Style24 shares advice on everything from measuring and buying fabric to where to go for custom window curtains, drapes, and shades. Whether you crave privacy or just want to change your design, our do-it-yourself drapery ideas and trend-wise tips will freshen up any room.
Where to go for curtains or drapes
Ask your local tailor if he or she can make drapery if you bring the fabric and provide the measurements. Many tailors can do the job if it’s simply hemming the fabric. If you’re looking for something more complicated, like pleated drapes or a valance, try a seamstress in your area who specializes in window treatments. Be sure to have a conversation with your pro before you buy the fabric so you’re both on the same page.
There are also online-based companies, that let you send in fabrics. They’ll send someone to measure your windows, make the drapes, and install them for you. Some can also make shades.
Where to go for shades
Many upholsterers can make Roman shades for windows. Look for one in your area who might be up for the job. You can also call seamstresses who specialize in window treatments to ask if they also make shades.
How to measure
Step 1: Measure for length, from the top of your window frame to wherever you want the panels to fall. They can go down to the floor if you want them to skim the ground with no puddling on the bottom (which makes them easier to clean), or down to the floor plus a few additional cm if you prefer a puddled look.
Step 2: Decide where you want to put the curtain rod. It’s typically placed midway between the ceiling and the window frame, but you can also mount it closer to the window frame or closer to the ceiling, depending on your wall space. To draw the eye upward so the ceiling appears higher, place the rod where the wall meets the ceiling. Count how many cm above the window frame the rod will be, and add that to your length measurement from Step 1.
Step 3: Decide how you want to hang the curtains on the rod—options include clip rings, which clip onto the top of the fabric; a pocket rod, which is a pocket sewn into the top of the fabric so you can place the rod right through it; grommets, which are metal rings that you place over holes made along the top of the fabric; or sewn-in rings, which are sewn into the fabric. When you know which one you’ll use, you’ll know if you need more or less fabric to make it work. Fabric on a clip ring or a sewn-in ring, for example, will hang about an 2,5 cm lower to the ground than fabric hung with grommets, so adjust your measurement from Step 2 accordingly.

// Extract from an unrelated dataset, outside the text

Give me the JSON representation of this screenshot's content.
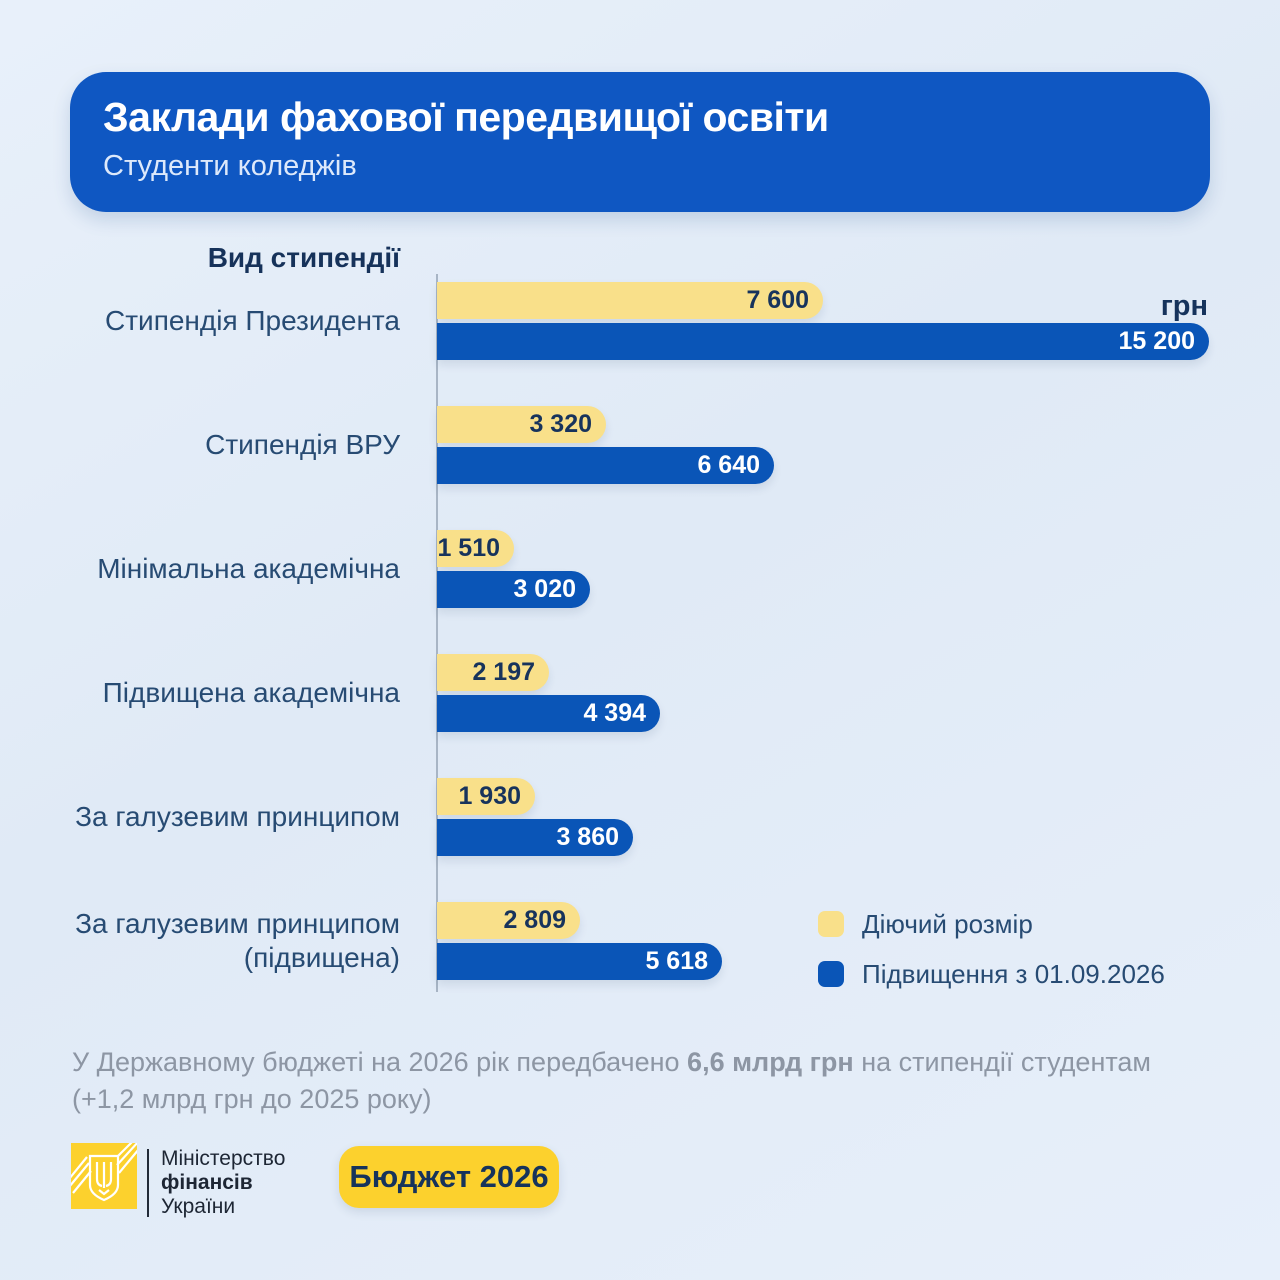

Step 4: Measure the width of your window from one edge of the frame to the other. If you’re using a tension rod, which you will set inside the window frame, measure inside the frame from one end to the other.
Step 5: Add an extra 6-6,5 cm to each side to account for hemming. The result is the amount of fabric you’ll need.
Buy your fabric
Choose a fabric you like. Try bold prints for Roman shades, which have a flat surface, so it’s easier to see the full pattern. Smaller prints are easier to appreciate on drapes.
Add a liner
Drapery fabric is typically thin, so it will look nicer hanging on the window if you make it more substantial with a liner—and it’ll give you more privacy. Liners are generally inexpensive, so you can buy it yourself or ask your seamstress. Some have suppliers for liner fabric, and they might include the liner in the price of the job.
10 Easy DIY Window Treatment Ideas
Give your window treatments a custom look with these easy DIY ideas.
Use your basic painting skills to add a vintage feel to plain white linen curtains.
You don’t have to be a master seamstress to make these ombre ruffled curtains. With basic sewing skills and an iron, you can get a designer look.
Add an unexpected aspect to your window treatments by using vintage door knobs as tiebacks. This cost-effective idea will be the focal point of the room.
With just a few supplies, you can give your valance a custom look with a stenciled monogram.
To make this sporty window treatment, simply tie pennants made from felt for a fun addition to a kid’s room. No sewing required!
Add some sparkle to a room with gold chain curtain tiebacks. Spray a heavy weight chain in your color of choice to add visual appeal to your windows.
Transform ordinary draperies into the exact look you want with stencils and spray paint.
Turn your window treatments into a fashion statement by using an old leather belt to tie back your curtains. Use solid belts or mix and match patterns for an eclectic look.
If you can tie a knot, then these flowy cafe curtains will be a breeze to make. This project only requires chiffon fabric, a curtain rod and scissors.
You probably have several old neck ties lying around. Repurpose them as curtain tiebacks to add a masculine look to any room.